On 7/3/21 11:01 AM, Bonita Montero wrote:
>>> If you're doing a dynamic_cast you're switching upon the type of the
>>> class. This switching should be better done inside the class with class
>>> -dependent code - with a virtual function call.
>
>> Wrong. Application level logic should stay in the application level
>> code. That is the only scalable option.
>
> Virtual function calls are more scalable.
Wrong, the NUMBER of functions needed grows way to fast to be scalable.
It also requires GLOBAL changes in API to implement local algorithms.
The act of adding the function could well require recompiling millions
of lines of code over many applications if the base class is commonly use.
Imagine what would happen if someone decided that string needed a new
function that made ALL code that uses it to need to be recompiled.
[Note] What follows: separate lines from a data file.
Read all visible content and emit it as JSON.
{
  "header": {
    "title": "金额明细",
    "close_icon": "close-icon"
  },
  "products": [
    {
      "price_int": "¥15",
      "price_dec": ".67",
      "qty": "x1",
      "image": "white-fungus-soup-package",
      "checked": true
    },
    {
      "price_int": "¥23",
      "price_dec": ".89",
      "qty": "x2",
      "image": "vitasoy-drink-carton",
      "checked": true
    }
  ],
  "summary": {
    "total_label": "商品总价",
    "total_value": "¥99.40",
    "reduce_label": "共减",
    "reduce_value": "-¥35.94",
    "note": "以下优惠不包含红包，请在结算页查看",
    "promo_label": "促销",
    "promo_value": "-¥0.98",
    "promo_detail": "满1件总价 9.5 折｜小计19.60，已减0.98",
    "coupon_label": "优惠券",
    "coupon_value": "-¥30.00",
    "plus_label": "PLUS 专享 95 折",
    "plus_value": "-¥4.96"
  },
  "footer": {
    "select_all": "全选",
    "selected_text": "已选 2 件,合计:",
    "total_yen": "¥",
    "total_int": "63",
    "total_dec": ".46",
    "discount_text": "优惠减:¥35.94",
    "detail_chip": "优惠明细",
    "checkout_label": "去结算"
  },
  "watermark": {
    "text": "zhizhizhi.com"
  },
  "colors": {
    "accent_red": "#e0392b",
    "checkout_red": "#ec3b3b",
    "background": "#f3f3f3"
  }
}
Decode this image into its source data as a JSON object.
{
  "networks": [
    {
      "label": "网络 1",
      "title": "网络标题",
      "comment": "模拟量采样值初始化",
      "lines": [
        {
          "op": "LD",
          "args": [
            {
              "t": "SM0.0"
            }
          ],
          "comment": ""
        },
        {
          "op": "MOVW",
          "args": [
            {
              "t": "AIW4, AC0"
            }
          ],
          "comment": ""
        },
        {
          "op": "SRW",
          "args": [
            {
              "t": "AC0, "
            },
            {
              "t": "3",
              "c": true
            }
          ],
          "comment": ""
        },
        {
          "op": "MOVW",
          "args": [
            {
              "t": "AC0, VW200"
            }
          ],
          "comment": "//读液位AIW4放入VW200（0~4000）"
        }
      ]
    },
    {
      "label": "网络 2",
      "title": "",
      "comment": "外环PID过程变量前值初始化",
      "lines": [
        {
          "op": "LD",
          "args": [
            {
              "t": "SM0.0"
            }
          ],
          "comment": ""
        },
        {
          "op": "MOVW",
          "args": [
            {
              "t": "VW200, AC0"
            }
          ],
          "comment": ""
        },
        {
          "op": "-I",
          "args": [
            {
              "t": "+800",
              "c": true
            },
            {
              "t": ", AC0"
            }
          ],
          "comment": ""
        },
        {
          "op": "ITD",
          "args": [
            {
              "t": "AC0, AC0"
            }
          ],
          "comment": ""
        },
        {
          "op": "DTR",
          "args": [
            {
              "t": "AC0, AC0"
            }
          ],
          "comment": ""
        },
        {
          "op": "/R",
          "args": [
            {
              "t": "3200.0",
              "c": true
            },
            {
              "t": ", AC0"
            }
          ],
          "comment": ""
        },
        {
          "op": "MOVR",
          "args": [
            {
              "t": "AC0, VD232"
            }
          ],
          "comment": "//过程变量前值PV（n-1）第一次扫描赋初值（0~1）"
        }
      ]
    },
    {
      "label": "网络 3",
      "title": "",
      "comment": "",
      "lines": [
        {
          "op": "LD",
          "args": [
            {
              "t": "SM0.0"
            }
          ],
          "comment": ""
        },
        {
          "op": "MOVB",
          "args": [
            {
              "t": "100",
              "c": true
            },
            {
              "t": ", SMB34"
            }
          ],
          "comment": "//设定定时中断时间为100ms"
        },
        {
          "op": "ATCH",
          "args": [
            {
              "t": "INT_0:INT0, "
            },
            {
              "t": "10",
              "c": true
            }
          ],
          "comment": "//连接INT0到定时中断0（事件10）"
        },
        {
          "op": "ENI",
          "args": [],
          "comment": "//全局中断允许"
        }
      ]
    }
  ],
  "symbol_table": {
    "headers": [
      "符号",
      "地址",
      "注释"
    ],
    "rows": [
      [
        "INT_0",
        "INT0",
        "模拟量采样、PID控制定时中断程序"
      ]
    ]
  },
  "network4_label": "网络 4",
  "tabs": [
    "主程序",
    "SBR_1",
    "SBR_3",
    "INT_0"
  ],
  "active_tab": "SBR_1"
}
This
is an X.0.0 type of change.
>
>>>> As an example, say you have a collection of animals, and you want to
>>>> extract all the dogs out of it. You could add to Animal and Dog an
>>>> isDog
>>>> function, (and then need to change Animal again for each new type of
>>>> thing you might want get, lousy encapsulation) or you can use a
>>>> dynamic_cast to check if this animal is a Dog.
>
>>> the isDog-function would be faster.
>
>> But then it also needs isCat, isHorse, isSnake, isMammel, isReptile,
>> and so on.
>
> Maybe, but that's much faster. Dynamic downcasts are slower.
>
>> The virtual function method says that you need to change Animal EVERY
>> TIME you define a new type of animal for the system. This breaks
>> encapsulation, ...
>
> No, it is encapsulation.
No, it BREAKS encapsulation. If adding a new type of animal requires a
change in the animal base, the base is not properly encapsulated.
Note, the RTTI interface that is provided built into C++ provides that
encapsulated interface that allows you to detect this without needing to
make these changes.